Пожарный — страница 35 из 112

Пожарный сжал плечо Алли и показал в сторону насыпи. Он пробормотал что-то ей в ухо; Алли кивнула и, пригнувшись, двинулась вдоль узкой песчаной полоски.

– Куда она, Джон? – шепотом спросила Харпер.

– Люди, которых мы хотим спасти, находятся с другой стороны дамбы; и единственный способ добраться до них незамеченными – пролезть здесь.

Он снова махнул рукой, и на этот раз Харпер увидела под насыпью водопропускную трубу. При сильном приливе отверстие оказывалось под водой, но сейчас труба была почти суха. Алли согнулась и начала разбрасывать ветки и ржавые пивные банки, забившие проход.

– Вы посылаете шестнадцатилетнюю девчонку на переговоры с парой уголовников? – спросил Бен. – А вдруг один из них схватит ее за волосы и вытащит из трубы?

– У нее нет волос – не за что хватать, Бен. И она знает свое дело. Уже не первый раз она помогает в тяжелых ситуациях, – сказал Пожарный.

Он подошел к своему каноэ. Звякнула сталь. Пожарный вернулся с хулиганом в руке.

– Я поверю вам, Джон, – сказал отец Стори. – Если вы дадите слово, что Алли в безопасности.

– Этого я не мог бы обещать, даже если бы она осталась с Нормой Хилд вязать на спицах. Но не надо бояться тех двоих, что прячутся по другую сторону дамбы. Они хотят выбраться оттуда, а не попасться.

Майкл сказал:

– Труба довольно узкая. Они точно пролезут?

Алли возилась со ржавой магазинной тележкой, частично забаррикадировавшей вход.

– Наверняка нет, – ответил Пожарный. – Один ростом с Бориса Карлоффа, а второй огромный, как водяной буйвол. Если они полезут за Алли, то окажутся в еще более безвыходном положении, чем сейчас. Нет, им придется перебираться через дамбу, когда будет возможность. Бен, Майкл, отец, приготовьтесь помогать им. Не знаю, в силах ли они держаться на ногах.

– Что значит – через дамбу? – спросил Бен. – И когда же появится такая возможность?

Пожарный взобрался по крутому откосу дамбы, помогая себе ломом.
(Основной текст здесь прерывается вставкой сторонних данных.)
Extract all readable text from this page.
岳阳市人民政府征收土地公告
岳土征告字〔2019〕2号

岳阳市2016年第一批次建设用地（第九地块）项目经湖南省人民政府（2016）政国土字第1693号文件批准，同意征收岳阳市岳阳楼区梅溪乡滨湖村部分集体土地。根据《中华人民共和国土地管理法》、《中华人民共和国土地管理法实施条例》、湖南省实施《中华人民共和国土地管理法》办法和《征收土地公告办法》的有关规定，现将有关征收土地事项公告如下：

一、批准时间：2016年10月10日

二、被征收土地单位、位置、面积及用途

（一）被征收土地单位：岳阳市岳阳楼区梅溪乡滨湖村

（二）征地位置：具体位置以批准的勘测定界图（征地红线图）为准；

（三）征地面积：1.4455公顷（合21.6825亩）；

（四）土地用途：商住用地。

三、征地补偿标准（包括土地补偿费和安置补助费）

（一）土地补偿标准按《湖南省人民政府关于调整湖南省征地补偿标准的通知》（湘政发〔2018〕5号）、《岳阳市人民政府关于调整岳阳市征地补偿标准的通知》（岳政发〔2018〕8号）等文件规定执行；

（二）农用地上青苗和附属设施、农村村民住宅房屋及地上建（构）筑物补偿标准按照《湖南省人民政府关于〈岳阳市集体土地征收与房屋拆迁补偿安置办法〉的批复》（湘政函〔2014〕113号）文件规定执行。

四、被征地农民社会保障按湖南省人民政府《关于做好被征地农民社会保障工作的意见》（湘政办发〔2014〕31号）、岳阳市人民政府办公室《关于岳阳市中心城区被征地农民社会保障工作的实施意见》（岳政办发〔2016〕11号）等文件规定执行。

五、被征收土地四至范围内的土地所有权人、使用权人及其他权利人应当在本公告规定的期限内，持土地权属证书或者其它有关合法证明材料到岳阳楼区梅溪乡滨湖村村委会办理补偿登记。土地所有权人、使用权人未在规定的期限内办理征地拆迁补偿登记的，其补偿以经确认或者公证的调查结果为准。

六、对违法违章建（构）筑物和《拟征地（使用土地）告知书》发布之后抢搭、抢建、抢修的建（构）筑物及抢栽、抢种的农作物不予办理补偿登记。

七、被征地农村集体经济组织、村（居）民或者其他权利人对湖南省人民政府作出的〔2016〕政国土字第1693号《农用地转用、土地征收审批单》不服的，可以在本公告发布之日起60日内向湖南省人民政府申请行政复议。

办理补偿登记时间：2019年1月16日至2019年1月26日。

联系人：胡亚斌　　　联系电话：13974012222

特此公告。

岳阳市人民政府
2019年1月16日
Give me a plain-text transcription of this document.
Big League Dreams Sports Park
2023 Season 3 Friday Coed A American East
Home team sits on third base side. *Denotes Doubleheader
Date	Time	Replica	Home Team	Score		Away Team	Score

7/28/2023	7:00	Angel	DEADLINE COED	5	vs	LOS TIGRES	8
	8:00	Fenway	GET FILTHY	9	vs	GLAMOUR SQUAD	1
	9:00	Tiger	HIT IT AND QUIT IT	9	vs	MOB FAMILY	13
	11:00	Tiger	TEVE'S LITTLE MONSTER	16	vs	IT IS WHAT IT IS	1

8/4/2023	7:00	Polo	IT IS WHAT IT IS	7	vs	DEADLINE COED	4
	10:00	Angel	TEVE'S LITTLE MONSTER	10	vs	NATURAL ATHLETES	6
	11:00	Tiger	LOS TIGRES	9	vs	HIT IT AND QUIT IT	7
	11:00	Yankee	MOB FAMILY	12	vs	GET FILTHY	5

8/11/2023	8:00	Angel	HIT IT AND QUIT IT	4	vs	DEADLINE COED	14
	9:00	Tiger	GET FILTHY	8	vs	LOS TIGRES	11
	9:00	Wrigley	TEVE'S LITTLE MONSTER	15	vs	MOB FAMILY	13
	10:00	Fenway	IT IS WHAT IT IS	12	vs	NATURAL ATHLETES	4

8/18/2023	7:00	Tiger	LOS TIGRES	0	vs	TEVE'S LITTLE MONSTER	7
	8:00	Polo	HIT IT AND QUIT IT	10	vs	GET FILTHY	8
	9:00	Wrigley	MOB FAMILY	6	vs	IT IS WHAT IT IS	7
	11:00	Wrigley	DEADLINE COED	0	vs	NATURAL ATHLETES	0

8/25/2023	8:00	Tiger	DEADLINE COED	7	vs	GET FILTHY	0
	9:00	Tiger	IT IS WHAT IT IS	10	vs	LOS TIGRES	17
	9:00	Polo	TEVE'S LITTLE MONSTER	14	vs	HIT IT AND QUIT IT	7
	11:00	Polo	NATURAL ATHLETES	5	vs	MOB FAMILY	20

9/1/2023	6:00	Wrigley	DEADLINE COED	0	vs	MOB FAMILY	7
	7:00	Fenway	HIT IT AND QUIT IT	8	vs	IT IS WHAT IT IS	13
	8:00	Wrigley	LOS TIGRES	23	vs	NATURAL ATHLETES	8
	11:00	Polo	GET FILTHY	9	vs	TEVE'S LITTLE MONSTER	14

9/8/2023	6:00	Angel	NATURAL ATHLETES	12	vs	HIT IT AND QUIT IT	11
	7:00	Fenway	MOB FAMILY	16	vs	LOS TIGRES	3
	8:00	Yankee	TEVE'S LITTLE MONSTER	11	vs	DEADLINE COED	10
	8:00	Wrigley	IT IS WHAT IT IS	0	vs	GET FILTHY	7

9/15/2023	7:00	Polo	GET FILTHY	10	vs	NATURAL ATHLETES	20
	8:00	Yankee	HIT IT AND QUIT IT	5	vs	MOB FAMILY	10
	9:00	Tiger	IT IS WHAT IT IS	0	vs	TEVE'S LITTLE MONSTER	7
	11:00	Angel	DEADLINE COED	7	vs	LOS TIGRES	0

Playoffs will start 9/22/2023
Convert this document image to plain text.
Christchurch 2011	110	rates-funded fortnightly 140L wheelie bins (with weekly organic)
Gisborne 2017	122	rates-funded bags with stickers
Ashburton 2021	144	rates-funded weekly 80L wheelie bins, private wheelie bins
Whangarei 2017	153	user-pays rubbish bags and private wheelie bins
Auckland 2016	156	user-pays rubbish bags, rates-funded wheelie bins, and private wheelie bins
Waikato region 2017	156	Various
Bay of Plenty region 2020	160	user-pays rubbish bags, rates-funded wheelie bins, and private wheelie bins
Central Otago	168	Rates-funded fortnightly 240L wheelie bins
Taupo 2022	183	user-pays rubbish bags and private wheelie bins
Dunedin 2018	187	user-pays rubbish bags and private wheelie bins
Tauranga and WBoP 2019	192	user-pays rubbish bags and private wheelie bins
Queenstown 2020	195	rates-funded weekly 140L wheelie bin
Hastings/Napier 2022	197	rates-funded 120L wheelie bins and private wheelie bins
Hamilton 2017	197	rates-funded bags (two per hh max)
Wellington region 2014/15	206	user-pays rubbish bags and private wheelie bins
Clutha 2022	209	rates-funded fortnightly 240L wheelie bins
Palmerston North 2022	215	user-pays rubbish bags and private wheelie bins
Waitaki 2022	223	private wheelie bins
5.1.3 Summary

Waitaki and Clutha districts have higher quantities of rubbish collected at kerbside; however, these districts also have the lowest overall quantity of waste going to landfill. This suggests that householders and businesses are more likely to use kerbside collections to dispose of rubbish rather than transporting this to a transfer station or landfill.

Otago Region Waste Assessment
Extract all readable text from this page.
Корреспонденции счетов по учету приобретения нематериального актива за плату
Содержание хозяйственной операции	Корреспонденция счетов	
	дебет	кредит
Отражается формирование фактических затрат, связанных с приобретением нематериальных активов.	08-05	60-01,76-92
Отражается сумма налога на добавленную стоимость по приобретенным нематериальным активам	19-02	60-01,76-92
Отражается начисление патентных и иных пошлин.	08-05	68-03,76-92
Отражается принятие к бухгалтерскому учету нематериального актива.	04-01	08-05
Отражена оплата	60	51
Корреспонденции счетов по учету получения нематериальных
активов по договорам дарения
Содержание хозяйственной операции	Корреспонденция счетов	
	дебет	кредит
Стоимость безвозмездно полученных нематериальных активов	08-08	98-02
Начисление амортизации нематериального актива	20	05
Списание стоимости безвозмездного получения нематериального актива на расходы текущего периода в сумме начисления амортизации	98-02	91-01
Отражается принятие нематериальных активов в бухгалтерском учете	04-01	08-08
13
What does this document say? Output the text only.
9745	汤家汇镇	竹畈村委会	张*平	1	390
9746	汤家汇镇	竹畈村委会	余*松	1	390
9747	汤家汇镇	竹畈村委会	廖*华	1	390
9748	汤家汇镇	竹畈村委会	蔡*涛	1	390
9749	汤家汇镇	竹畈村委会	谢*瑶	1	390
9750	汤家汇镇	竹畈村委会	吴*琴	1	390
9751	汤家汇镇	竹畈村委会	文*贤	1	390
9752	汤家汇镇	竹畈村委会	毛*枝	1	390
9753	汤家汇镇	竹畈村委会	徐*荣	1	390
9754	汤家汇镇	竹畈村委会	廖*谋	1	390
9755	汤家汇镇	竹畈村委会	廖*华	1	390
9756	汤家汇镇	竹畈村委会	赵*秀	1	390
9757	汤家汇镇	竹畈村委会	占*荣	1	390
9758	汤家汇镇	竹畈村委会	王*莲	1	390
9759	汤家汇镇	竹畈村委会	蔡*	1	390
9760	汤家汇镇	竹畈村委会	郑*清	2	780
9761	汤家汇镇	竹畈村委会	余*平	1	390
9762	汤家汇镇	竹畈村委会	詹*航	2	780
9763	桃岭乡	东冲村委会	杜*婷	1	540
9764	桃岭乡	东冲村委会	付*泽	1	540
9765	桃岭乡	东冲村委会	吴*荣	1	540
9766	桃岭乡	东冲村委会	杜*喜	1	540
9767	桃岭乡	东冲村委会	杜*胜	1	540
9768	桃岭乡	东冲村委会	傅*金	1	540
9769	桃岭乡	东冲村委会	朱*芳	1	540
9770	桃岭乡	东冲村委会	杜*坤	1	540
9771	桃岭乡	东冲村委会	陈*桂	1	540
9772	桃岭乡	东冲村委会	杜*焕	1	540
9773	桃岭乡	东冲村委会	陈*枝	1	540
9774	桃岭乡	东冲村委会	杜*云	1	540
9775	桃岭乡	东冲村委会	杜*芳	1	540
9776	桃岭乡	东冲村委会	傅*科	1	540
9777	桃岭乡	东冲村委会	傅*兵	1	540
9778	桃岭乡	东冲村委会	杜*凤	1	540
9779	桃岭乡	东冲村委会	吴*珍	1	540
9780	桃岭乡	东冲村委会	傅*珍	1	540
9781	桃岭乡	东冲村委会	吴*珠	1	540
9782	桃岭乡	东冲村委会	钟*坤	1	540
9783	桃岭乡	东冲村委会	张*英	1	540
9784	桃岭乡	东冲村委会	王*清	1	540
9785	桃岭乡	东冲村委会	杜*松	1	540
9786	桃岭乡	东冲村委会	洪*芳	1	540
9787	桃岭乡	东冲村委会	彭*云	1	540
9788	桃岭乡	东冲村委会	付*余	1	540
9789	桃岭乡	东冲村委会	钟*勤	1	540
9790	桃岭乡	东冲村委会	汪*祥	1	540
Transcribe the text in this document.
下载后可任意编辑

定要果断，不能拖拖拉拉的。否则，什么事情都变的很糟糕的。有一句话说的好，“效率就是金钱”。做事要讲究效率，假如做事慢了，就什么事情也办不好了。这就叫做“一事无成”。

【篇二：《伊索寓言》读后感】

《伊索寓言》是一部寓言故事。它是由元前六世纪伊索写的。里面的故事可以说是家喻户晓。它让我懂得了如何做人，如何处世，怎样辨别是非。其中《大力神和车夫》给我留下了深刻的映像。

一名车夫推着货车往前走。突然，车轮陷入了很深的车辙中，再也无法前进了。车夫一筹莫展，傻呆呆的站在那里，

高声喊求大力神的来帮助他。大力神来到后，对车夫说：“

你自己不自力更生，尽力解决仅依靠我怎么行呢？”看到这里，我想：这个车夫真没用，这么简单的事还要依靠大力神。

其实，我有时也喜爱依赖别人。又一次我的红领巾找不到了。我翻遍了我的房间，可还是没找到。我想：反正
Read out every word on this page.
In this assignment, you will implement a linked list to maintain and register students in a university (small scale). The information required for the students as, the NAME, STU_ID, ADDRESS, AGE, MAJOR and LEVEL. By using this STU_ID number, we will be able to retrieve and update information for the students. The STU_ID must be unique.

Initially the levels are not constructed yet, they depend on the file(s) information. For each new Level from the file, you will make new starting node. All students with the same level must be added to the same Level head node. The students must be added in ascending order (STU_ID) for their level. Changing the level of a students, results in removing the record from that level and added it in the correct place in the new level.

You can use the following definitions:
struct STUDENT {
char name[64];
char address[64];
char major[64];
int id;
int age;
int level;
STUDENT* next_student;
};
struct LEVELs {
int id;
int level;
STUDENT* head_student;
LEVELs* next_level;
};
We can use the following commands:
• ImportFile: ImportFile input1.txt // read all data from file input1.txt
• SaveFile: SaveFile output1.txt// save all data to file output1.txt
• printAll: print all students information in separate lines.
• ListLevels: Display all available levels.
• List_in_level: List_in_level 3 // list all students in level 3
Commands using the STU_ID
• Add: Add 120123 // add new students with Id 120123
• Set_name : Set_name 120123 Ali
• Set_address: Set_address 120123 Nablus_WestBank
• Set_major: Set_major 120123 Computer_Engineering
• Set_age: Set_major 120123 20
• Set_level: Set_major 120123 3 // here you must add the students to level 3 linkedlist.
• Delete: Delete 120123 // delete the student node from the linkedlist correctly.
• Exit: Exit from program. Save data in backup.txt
Обернувшись, он прошептал:

– Когда начнутся крики.

Он добрался до верха, постоял немного на краю парковки – бронзовый отсвет костров ложился на его лицо, – положил хулиган на плечо и двинулся вперед, насвистывая.

– Вам при нем тоже как-то неловко? – спросил Бен, ни к кому персонально не обращаясь. – Я вот начинаю чувствовать себя тупым.

– А теперь что? – спросила Харпер.

– Затаимся и подождем, – сказал Бен. – Надо быть осторожными – вдруг случится что-нибудь непредвиденное.

Пожарный не успел уйти далеко – его громкий, ясный свист только что затих, – когда Алли с кошачьим воплем ужаса отшатнулась от водопропускной трубы, споткнулась и села в воду.

– Что-то слишком быстро, – сказал Майкл.

10

Харпер первая поспешила к Алли и помогла встать.

– Что? – спросила она шепотом. – Что там?

Алли затрясла головой, глаза блеснули в прорезях маски Капитана Америки.

Харпер нагнулась к просвету водопропускной трубы. На расстоянии вытянутой руки от входа в нем застряла куча грязи, сучьев и листьев.

Потом куча шевельнулась, приподнялась и отодвинулась.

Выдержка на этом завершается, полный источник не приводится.